La moda, da sempre, parla molto italiano. E negli ultimi anni lo parla sempre di più, grazie a una nuova generazione di stilisti capaci di sovvertire le regole, osare e riscrivere il futuro di molte grandi maison. Quarantenni, con un passato negli atelier dei big brand a lavorare fianco a fianco con i grandi, dai quali spesso sono stati assunti personalmente. Curiosamente, ma non così tanto, l’epicentro di questo vero e proprio terremoto capace di scardinare le regole del fashion system è lo stesso: Roma. Dalla Città eterna, infatti, arrivano tre nomi che hanno contribuito a cambiare il settore, ognuno con il proprio personale bagaglio. Alessandro Michele, Maria Grazia Chiuri e Pier Paolo Piccioli. Il primo è il direttore creativo di Gucci, la seconda è diventata prima donna alla guida di Dior dopo aver fatto tanto bene a Valentino, maison in cui condivideva il ruolo di numero uno allo stile con il terzo protagonista, ora uomo solo al comando della griffe del grande Garavani. A tenerli tutti a battesimo è stata Silvia Venturini Fendi, l’erede della maison romana che più romana non si può. La leggenda, infatti, narra che tutti e tre abbiano lavorato insieme a lei alla creazione della mitica borsa Baguette. Ad accomunarli c’è anche un altro dettaglio, forse il più importante: sono stati voluti fortemente, o indicati addirittura come propri successori, chi da Tom Ford, chi da Valentino in persona.

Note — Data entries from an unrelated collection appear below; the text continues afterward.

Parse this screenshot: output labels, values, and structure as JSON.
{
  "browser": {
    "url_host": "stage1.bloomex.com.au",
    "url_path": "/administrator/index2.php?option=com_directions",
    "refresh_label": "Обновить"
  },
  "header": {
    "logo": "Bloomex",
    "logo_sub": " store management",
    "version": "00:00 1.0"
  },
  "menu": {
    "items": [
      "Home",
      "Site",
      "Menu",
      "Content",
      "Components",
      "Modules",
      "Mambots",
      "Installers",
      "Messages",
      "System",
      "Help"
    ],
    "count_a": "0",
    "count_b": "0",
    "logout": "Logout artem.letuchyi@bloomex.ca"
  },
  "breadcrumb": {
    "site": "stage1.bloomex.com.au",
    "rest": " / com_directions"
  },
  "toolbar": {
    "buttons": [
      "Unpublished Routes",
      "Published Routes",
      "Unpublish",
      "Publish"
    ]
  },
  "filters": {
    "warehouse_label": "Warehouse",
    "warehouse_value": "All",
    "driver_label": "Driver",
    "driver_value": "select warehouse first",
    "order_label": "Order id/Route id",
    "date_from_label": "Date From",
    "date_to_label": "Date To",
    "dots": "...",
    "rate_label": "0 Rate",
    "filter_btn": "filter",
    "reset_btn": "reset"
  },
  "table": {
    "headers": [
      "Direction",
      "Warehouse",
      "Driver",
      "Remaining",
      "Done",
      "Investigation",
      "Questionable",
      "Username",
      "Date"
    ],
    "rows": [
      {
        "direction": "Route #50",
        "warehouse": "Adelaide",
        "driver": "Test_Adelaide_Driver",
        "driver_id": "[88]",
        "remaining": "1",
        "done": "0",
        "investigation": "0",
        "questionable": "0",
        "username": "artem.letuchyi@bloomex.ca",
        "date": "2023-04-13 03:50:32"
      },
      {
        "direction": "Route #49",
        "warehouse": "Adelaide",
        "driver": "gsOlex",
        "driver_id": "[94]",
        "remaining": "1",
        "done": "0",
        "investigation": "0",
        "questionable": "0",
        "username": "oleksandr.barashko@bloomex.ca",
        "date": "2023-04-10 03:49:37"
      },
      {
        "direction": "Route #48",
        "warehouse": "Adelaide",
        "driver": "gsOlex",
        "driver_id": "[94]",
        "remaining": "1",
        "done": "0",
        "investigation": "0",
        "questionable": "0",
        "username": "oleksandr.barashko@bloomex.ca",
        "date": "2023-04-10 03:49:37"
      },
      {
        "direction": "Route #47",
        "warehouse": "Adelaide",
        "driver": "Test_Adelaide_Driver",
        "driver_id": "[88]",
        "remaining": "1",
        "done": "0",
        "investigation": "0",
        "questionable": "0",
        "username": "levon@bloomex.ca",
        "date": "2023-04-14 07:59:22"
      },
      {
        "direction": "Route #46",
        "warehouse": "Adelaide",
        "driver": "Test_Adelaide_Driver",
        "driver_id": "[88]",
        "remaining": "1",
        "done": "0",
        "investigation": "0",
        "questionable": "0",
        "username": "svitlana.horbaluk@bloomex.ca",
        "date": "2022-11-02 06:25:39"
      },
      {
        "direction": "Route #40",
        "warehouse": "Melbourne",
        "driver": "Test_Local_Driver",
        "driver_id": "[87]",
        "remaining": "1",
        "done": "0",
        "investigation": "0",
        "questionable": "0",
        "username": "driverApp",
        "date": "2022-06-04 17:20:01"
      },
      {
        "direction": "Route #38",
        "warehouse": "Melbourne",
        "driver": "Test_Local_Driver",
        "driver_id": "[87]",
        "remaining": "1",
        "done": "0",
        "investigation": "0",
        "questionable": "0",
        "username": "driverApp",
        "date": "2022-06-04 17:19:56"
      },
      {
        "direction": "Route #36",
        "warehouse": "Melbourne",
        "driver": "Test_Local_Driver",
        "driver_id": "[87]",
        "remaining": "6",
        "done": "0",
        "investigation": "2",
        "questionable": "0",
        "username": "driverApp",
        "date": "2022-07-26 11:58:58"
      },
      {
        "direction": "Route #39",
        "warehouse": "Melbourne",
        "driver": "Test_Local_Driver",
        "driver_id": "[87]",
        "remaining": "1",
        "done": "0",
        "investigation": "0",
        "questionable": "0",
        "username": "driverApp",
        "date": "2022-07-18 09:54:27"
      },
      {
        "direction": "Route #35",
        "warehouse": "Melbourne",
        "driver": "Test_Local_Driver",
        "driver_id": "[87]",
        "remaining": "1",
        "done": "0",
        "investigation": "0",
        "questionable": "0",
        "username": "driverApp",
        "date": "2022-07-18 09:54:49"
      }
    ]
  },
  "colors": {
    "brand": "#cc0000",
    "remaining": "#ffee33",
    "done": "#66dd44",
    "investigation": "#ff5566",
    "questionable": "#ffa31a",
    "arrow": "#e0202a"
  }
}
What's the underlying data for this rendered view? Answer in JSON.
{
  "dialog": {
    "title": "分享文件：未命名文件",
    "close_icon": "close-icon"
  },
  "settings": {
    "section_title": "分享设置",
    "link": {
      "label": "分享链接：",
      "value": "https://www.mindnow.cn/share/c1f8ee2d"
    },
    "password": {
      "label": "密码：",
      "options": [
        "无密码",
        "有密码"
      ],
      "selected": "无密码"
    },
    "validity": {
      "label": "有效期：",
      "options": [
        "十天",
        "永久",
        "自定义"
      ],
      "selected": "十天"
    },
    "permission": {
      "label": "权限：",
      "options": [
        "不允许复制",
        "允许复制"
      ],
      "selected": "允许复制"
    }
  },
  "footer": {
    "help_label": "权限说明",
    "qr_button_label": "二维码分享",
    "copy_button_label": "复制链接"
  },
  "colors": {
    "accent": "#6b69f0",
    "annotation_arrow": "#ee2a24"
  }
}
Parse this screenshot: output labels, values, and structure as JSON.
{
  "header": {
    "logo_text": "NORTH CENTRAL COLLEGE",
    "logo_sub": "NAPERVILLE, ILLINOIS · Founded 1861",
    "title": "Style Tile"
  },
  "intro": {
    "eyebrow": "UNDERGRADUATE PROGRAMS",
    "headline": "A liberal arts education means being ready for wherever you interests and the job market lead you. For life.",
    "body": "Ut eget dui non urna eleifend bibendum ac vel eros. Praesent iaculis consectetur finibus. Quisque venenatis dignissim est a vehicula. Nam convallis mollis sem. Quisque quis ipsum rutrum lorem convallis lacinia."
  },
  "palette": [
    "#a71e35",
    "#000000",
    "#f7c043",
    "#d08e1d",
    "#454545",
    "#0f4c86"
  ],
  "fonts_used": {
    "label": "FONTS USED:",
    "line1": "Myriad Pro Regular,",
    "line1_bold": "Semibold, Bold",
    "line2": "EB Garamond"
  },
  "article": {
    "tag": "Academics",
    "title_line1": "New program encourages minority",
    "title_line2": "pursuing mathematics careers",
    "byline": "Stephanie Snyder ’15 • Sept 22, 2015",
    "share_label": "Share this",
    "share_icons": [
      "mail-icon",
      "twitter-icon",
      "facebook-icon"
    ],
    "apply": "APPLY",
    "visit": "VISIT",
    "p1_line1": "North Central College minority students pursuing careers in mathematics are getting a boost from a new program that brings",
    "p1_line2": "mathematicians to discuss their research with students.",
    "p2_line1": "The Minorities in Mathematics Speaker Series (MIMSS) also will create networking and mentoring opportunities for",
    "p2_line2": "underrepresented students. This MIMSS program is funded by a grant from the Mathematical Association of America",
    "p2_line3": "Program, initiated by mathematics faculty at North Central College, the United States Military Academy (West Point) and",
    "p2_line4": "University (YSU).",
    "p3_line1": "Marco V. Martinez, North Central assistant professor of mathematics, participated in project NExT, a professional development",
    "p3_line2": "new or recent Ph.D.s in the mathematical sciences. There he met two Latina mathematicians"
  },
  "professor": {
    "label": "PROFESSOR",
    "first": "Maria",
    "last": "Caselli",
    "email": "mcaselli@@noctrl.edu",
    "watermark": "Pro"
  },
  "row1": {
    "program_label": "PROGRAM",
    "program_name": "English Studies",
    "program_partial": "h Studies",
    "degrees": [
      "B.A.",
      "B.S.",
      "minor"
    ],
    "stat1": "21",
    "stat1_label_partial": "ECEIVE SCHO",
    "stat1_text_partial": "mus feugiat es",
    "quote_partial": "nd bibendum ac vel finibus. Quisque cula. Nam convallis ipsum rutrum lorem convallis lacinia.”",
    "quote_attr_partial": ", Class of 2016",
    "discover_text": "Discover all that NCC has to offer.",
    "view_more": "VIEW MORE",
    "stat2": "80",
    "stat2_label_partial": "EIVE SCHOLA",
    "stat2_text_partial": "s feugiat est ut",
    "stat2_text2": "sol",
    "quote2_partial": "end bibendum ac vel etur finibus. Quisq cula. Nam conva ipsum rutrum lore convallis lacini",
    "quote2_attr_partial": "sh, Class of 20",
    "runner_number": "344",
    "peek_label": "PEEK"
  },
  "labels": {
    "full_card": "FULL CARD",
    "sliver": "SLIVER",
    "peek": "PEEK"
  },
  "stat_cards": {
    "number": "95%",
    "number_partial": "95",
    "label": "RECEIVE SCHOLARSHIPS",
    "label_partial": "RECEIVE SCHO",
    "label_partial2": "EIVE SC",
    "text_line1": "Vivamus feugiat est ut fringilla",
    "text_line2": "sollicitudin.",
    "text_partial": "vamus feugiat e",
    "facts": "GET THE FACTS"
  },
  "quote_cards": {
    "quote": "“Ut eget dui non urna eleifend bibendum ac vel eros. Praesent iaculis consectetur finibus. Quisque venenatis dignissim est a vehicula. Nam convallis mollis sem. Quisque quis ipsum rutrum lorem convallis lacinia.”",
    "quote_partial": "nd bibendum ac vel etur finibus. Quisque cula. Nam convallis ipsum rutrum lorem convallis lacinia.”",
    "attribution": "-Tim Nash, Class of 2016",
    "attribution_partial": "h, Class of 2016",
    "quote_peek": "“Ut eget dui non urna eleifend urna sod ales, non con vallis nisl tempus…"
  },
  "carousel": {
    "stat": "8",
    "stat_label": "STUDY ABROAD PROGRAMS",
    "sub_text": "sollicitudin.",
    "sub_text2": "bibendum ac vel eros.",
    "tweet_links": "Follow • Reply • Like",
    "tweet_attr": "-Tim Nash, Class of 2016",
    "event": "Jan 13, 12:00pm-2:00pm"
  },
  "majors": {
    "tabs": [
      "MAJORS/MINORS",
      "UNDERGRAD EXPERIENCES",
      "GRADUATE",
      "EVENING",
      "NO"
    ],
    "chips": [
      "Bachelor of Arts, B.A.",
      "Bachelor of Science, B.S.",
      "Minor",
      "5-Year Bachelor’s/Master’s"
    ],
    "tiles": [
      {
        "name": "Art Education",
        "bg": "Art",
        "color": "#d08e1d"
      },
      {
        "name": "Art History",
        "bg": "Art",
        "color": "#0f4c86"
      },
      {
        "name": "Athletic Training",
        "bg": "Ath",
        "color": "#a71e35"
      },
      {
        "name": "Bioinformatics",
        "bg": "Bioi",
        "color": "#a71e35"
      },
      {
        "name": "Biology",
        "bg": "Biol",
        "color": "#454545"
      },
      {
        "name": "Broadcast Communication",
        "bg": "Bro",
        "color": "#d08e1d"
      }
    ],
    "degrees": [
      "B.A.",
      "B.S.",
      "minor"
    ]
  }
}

Dopo tanti anni di designer super star, dunque, la moda riscopre l’importanza della gavetta, di chi ha osservato da vicino i successi (o i tonfi) dei propri boss e ha dovuto, in un momento di grande difficoltà, vincere una scommessa che, sulla carta, non convinceva nessuno. Lo è stato per Michele, chiamato a ridare linfa a una griffe nel momento in cui i ricavi iniziavano a colare a picco. Così come per Piccioli e Chiuri, che conquistano l’epiteto di “Valentini” in una maison che, oltre a portarne il nome, sembrava così indissolubilmente legata al suo fondatore. Tutti e tre hanno alle spalle anni di lavoro al fianco di grandi maestri, da cui hanno imparato non solo l’importanza della creatività, ma anche del fare business, del merchandising, dello styling e della boutique. Insomma, conoscere la centralità di ciò da cui tutto ha inizio e dove, più che a una sfilata, è possibile avere il polso della situazione, capire cosa piace ai clienti e cosa invece non ha più senso venga proposto.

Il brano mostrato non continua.